1. Some initial ETL to get most of the building-of-the-analytic-dataset out of the way, say in SQL.
2. The rest of the ETL, which mainly consists of creating the feature matrices to the exact specifications I need. This includes, but is not limited to: imputation of missing values, applying the rule of n for categorical predictors, raw-text-to-embedding cleaning and transformations, standardizing/centering, etc.
3. A retraining script which consists of: loading the "assets" saved from step 2, performing hyperparameter optimization, cross-validating, and saving the best model, according to some performance metric.
4. A CI/CD script to deploy the latest model on K8S.
There are certain configurations that are useful to track throughout this pipeline, especially since I'm trying to minimize CI/CD friction. For example, if I choose to impute value v for column X, not only do I need to know that in my retraining process, but I also need to know that in my scoring REST API in order to properly transform input.
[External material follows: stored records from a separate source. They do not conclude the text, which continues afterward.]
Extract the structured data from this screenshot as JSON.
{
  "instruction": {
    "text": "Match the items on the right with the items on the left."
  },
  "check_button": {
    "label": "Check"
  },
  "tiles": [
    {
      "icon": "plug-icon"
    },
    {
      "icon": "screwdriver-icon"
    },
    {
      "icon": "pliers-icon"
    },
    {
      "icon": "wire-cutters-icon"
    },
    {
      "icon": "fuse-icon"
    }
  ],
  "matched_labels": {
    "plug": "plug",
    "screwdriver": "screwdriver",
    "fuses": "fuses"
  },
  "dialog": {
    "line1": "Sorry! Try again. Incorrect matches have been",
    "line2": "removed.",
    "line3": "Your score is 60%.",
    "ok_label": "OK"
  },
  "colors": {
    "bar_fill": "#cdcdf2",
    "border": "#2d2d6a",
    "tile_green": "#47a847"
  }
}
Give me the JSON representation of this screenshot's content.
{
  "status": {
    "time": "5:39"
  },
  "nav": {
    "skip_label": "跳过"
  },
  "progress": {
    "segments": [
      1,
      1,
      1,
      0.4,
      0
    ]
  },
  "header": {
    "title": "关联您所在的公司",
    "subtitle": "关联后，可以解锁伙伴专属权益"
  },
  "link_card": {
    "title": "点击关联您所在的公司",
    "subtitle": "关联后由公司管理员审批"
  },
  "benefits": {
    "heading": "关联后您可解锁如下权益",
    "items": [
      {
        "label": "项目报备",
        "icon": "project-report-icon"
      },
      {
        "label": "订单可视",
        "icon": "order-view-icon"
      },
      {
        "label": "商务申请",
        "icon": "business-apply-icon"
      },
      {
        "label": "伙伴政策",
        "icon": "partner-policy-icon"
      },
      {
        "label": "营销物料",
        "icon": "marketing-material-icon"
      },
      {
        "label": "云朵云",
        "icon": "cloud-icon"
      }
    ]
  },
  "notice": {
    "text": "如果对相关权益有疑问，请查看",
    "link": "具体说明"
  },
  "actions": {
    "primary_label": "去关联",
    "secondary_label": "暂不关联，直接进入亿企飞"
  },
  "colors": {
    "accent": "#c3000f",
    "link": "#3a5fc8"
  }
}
My goal is to be able to quickly define new ways of transforming input and test them in my core retraining framework (e.g. using simple count embeddings versus TF-IDF for text mining).
Here is the main way I've thought about doing this - I'm curious to see what you all prefer personally:
A. Have a master config JSON file that is loaded in each step of the pipeline and changed depending on what command-line arguments were passed (e.g. `--embedding_type count` versus `--embedding_type tfidf`.
Apologies if this problem isn't specific to machine learning, but just generally to SWE.
Edit: I suppose another way of doing this, without explicitly have configuration files, would be to go all-in on scikit-learn (or a similar tool) with something like its `Pipeline` object.